Monday, April 25, 2005

Some history of ASCAP and why Law&Econ won't help us with IP policy

(Hee. I lied about not posting much.. but actually I wrote this for the class blog, but I think it's worth posting here too) (and Law&Econ might help us, I suppose, but it's for heaven's sake in NO WAY sufficient analysis. not if it's done like this..)

Although I found Robert Merges' piece (Compulsory Licensing vs. The Three "Golden Oldies" : Property Rights, Contracts, and Markets) generally quite problematic, I'll stick to one example.

In the section titled "How Markets Solve the Licensing Dilemma Through Voluntary Associations," Merges tells of the rise of ASCAP, a collective rights organization that spontaneously arose during the 1920s, and points to this as an example of the market producing structures that enable proper market function (which is also somewhat elided with social desirability).

ASCAP from 1912 to the 1940s, despite a non-discrimination clause, excluded Black, 'hillbilly' and Mexican/Latino performers. In terms of the styles of music that became widely popular, this has the effect of making a free gift to whiter and wealthier musicians and composers across America, of the culture and what some would call "intellectual property" of their browner and poorer neighbors. It wasn't until around 1941 that BMI (founded only a year before) challenged ASCAP by signing and attempting to get "race music" and other under-represented genres on the airwaves. Up until that time, however there was an incredible pool of 'free music' upon which folks who were members could draw and then sell for their own benefit. (And a whole category of producers who were apparently producing without incentive.) The rise of white swing artists and their records is a good example of the former situation.
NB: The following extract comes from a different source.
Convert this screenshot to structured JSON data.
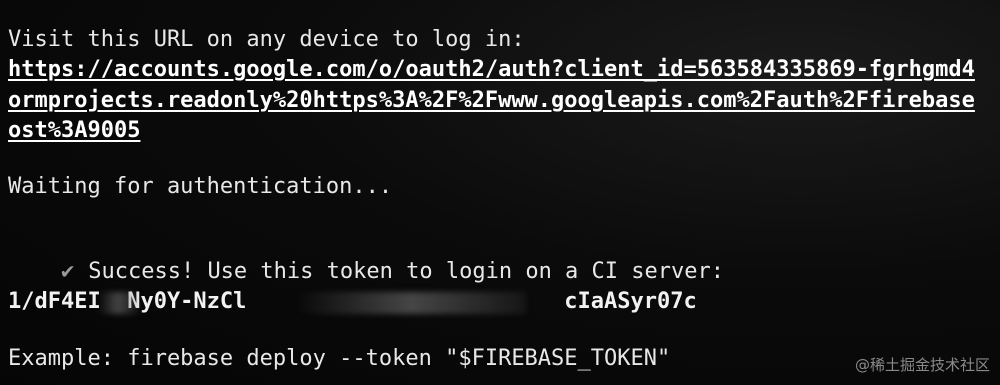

(From Rock 'n Roll: The Beginnings, by Donald J. Mabry)
"ASCAP controlled the bulk of American popular music between its founding in 1912/14 and the 1940s. ASCAP decided who could belong to the organization. Each music publisher had one vote for each $500 in royalties earned by the publisher in the preceding year. By 1958, three music publishing companies controlled 51% of the publisher's vote. Writers got one vote for each $20 in royalties earned in the preceding year; in 1958, less than 5% of the writers controlled 51% of the writers' vote."

So apart from representing one section of the population at the expense of others, and in fact enabling the transfer of property (assuming that's how you see music) of one group to another at no cost to the recipient, ASCAP itself was also incredibly skewed towards already-powerful players and at the mercy of existing members' prejudices. On two levels, this seems to me a poor "solution" to licensing problems.

1) assuming we did only care about market efficiency, ASCAP seems a poor example, based on its exclusion of a substantial number of producers and the enabling of other producers to profit off that exclusion.

2) assuming we might care about what kind of a society we live in, whether it is fair, racist or whatever, ASCAP functioned (among other things) to possibly reward copying of works of non-included members, to prevent non-included members from being reqarded, and as a mechanism that maintained white supremacy.

Merges mentioning of ASCAP is a splendid example of looking at how institutions function in their historical context, rather than in the context of an abstract economic model. I commend anyone who wants to look at how institutions (like CROs) have actually functioned, by seeking examples from history. However, without serious engagement with the historical contexts, the examples are merely anecdotes, with no factual or historical power, and using them actually does harm to our understanding of our history, as well as to our understanding of the problem at hand.

Beyond this issue, we can learn a lot from the example of ASCAP about questions we might want to ask ourselves when crafting possible solutions to the licensing dilemma. Some questions that this example raised for me:
1) Who produces IP?
2) Who profits the most from IP-making? What opportunities are there for others to profit? Who controls how others can profit?
3) What pre-existing bodies of work are available that are unprotected by IP law, and who has the ability to profit from them?
4) What is compensation based on now, under the current copyright regime?
5) Should our legal system ensure that those who are the primary beneficiaries now remain the primary beneficiaries? What other issues might our legal system be concerned with?

*For a few of the works that deal with the issues of ASCAP and race, or IP and race you can start with:
Arnold Shaw, Honkers and Shouters: the Golden Years of Rythm and Blues.
Jeffrey Melnick, A Right to Sing the Blues: African-Americans, Jews, and American Popular Song
K.J. Greene, Stealing the Blues: the Fleecing of Black Artists - Does Intellectual Property Appropriation Figure in the Debate over African American Reparations?